Nest Nest by Esther Ehrlich
My rating: 5 of 5 stars

This book broke my heart into a million tiny little pieces, and I'm still trying to find a way to put it back together again.

A little girl nicknamed Chirp lives on Cape Cod in the early 1970s. Her mother, a dancer, is quickly stricken with a disease, and later depression, and Chirp has to learn to kind of cope with everything that goes along with that.

It's a heartbreaker for a lot of reasons, both personal and otherwise. As someone who has his own depression issues and is a parent, this book hit close to home even if I'm not anywhere near the extremes of Chips's mom.

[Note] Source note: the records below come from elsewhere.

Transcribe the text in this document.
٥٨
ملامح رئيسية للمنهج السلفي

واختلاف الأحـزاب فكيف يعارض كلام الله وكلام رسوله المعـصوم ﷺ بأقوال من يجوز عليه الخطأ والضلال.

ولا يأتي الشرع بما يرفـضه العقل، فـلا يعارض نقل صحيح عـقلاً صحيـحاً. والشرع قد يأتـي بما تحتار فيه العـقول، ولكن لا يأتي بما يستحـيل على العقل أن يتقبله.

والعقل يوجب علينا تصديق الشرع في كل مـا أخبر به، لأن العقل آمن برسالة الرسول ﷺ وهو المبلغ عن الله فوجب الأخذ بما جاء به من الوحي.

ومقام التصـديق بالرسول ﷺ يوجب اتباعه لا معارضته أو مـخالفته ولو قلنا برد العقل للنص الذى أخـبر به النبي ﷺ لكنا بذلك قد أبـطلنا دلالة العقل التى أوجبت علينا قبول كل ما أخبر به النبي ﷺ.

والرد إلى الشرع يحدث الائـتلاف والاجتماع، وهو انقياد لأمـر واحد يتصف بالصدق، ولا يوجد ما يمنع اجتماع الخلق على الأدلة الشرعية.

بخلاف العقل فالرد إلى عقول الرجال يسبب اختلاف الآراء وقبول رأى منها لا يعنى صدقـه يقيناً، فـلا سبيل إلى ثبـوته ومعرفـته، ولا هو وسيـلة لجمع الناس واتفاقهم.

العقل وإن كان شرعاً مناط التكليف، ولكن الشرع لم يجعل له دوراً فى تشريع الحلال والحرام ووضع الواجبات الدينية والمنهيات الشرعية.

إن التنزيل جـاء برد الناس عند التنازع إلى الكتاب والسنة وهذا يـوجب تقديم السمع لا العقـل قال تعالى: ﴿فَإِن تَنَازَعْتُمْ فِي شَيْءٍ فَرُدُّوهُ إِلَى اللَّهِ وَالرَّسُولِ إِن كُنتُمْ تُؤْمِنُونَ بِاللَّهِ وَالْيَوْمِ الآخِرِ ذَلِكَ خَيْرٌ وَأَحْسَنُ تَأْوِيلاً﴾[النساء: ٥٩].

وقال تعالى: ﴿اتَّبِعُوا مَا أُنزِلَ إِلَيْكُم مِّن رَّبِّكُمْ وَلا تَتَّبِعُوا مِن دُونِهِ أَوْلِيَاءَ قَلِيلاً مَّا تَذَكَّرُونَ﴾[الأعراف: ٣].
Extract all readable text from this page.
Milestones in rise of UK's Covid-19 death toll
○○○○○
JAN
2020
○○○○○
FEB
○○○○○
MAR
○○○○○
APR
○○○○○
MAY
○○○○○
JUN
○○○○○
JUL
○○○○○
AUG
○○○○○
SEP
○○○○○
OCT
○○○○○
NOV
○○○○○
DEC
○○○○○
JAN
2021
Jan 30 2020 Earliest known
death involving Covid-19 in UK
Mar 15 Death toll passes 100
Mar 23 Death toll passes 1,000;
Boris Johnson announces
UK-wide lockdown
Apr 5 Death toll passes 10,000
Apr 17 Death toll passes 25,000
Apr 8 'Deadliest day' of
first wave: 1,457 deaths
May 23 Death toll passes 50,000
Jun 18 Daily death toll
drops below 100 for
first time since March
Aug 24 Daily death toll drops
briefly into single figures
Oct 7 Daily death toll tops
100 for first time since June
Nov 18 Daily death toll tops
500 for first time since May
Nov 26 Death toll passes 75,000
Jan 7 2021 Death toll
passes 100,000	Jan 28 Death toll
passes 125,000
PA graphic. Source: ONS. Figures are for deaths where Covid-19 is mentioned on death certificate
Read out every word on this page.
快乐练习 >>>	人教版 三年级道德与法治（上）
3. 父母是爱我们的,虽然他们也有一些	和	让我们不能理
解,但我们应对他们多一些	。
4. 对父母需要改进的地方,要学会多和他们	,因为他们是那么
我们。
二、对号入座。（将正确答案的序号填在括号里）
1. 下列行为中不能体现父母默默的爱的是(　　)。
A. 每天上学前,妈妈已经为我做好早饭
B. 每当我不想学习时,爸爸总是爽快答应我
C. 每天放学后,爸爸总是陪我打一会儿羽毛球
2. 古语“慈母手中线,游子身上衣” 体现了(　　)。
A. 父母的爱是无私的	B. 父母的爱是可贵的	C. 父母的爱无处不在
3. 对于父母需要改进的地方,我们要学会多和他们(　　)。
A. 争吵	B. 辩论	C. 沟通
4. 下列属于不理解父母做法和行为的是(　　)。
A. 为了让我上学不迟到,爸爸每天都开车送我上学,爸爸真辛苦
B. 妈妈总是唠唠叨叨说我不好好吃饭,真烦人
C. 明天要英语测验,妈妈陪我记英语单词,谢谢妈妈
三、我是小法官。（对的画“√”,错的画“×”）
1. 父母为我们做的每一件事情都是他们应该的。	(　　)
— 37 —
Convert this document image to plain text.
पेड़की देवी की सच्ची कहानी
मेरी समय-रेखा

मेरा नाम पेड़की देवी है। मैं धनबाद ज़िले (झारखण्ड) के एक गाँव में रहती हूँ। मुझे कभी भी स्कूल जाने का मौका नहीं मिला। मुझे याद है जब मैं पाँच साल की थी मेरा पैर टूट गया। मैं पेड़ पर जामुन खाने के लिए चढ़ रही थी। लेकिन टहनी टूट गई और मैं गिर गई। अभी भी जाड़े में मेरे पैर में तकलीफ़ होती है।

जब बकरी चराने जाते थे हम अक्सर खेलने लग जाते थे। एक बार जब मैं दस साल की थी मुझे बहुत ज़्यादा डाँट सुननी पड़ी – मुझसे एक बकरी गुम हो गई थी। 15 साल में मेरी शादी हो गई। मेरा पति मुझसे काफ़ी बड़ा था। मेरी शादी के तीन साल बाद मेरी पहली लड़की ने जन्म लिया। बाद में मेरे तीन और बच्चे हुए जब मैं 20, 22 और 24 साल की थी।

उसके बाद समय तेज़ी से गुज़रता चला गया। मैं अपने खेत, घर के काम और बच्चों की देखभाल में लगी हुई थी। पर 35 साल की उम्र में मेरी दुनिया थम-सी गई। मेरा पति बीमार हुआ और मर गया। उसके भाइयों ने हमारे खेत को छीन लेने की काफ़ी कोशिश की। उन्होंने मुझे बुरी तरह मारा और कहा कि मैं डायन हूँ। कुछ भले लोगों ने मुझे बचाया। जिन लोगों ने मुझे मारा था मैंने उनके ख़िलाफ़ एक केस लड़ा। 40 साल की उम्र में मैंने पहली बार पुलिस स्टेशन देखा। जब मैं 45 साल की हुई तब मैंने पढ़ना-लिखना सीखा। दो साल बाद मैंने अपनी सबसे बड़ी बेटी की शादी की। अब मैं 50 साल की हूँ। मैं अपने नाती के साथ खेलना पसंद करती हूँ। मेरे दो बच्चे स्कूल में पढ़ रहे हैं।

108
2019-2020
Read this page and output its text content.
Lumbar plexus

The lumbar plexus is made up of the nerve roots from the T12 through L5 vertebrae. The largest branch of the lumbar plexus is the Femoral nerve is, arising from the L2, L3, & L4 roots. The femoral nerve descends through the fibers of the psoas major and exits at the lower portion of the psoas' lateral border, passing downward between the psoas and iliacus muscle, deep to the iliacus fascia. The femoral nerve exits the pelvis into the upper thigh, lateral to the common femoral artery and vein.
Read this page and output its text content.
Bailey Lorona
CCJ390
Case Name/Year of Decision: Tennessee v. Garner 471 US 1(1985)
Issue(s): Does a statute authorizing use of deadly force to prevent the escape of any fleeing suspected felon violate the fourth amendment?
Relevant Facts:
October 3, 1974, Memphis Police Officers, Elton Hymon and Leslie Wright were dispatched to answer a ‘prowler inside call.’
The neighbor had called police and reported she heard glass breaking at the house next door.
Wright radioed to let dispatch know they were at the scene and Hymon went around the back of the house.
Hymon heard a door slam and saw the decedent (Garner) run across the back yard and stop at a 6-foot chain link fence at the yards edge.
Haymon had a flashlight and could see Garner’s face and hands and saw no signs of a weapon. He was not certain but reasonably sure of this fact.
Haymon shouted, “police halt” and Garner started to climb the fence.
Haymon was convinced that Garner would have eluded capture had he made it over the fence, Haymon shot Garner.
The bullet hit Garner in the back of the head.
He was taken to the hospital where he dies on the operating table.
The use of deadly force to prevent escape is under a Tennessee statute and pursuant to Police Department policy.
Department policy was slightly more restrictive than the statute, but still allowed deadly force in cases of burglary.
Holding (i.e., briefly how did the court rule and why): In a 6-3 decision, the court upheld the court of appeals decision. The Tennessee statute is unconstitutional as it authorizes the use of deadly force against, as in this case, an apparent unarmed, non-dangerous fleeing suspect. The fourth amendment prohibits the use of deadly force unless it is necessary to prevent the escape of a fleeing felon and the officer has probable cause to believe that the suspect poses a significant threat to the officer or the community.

But there were moments in this book where I literally had to toss down my Kindle in frustration and sadness because, guys, this book is so sad. And the way Chirp and her friend cope with everything in the end is both empowering and heartbreaking in its own way.

I don't have a relationship with this book the way I do, say, The Start of Me and You. There's one flaw in this, and that's the unfortunate fact that this is a story that's too heavy for younger readers, but written toward younger readers in a way that might lose the older ones who would benefit the most from it. Still, as a basic work of fiction? Geez. Just one of the more impactful and solid reads I've experienced in a long time.

This is one of those books everyone should track down and read. It won't take you long, and it will really do a number on you in a good way. I wish all books impacted me the way this one did, and I hope it finds its way into the hands of kids who would really benefit from it, if only so they know that there are other people who understand the sort of suffering in play.